Not for this year’s primary election. She never got a ballot.

 “I was out of town over the July 4th weekend, and the mail-in ballots were mailed by the (county) recorder’s office on June 24,” Copus said. Back in town on July 7, there was no ballot in her box. Consequently, she contacted the recorder’s office, which canceled her initial ballot and issued a new one.

That one never came either.

Other Elgin residents are in the same ballot-less boat, including Jenny and Frank Whitehead and Sue Downing.

The window on an early ballot envelope shows a voter’s party affiliation.

“I know of nine registered voters in Elgin who have not received their ballot,” Downing said.

Frank Whitehead has been voting by mail for 16 years. “We’ve moved three times during that span and never had any issues receiving ballots,” he said.

Through the ballot tracking system, Downing knows her ballot was sent, but it never arrived in her locked mailbox.

Which has led to some speculation. The Trump Administration has fiercely opposed voting by mail and issued at executive order calling on the U.S. Postal System to handle mail-in ballots only from voters on preapproved lists. However, a federal judge in Washington blocked the Postal Service from carrying out changes to its delivery of mail-in ballots following Postmaster General David Steiner’s testimony before the Senate in June that ballots would not be delivered in states that declined to hand over sensitive, unredacted voter records to the U.S. Department of Justice. Arizona was one of those states.

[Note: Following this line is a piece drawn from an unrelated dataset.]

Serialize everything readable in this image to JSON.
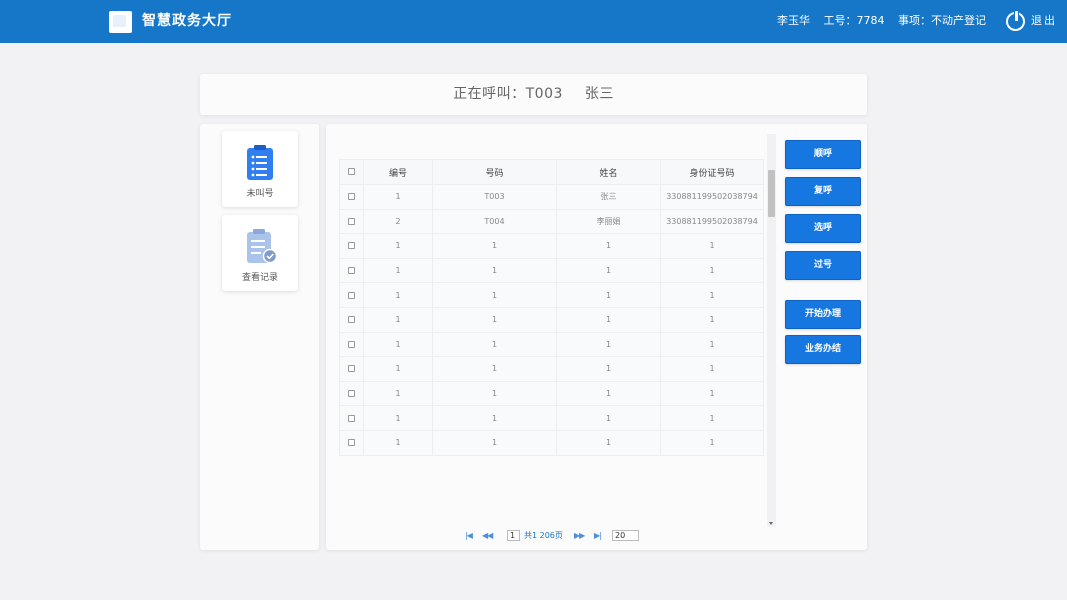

Santa Cruz County Recorder Anita Moreno noted that her office has been receiving calls from voters regarding undelivered ballots and is currently working with Postal Services processing and distribution center personnel in Phoenix to determine what happened to them. All ballots bear a tracking number, and Moreno is hoping information will soon be forthcoming. She would encourage anyone who did not get an early mail-in ballot to contact her office.

“We’re trying to get to the bottom of this because it is a little bit ridiculous,” said Moreno, who has been in office since 2023.

Whitehead said he plans on going to a voting center on election day — a first for him.

As for Copus, the county recorder is arranging for a registered Republican and a registered Democrat to hand-carry a ballot to her ranch.  That ballot will be delivered to the county recorder’s office in Nogales in a sealed bag.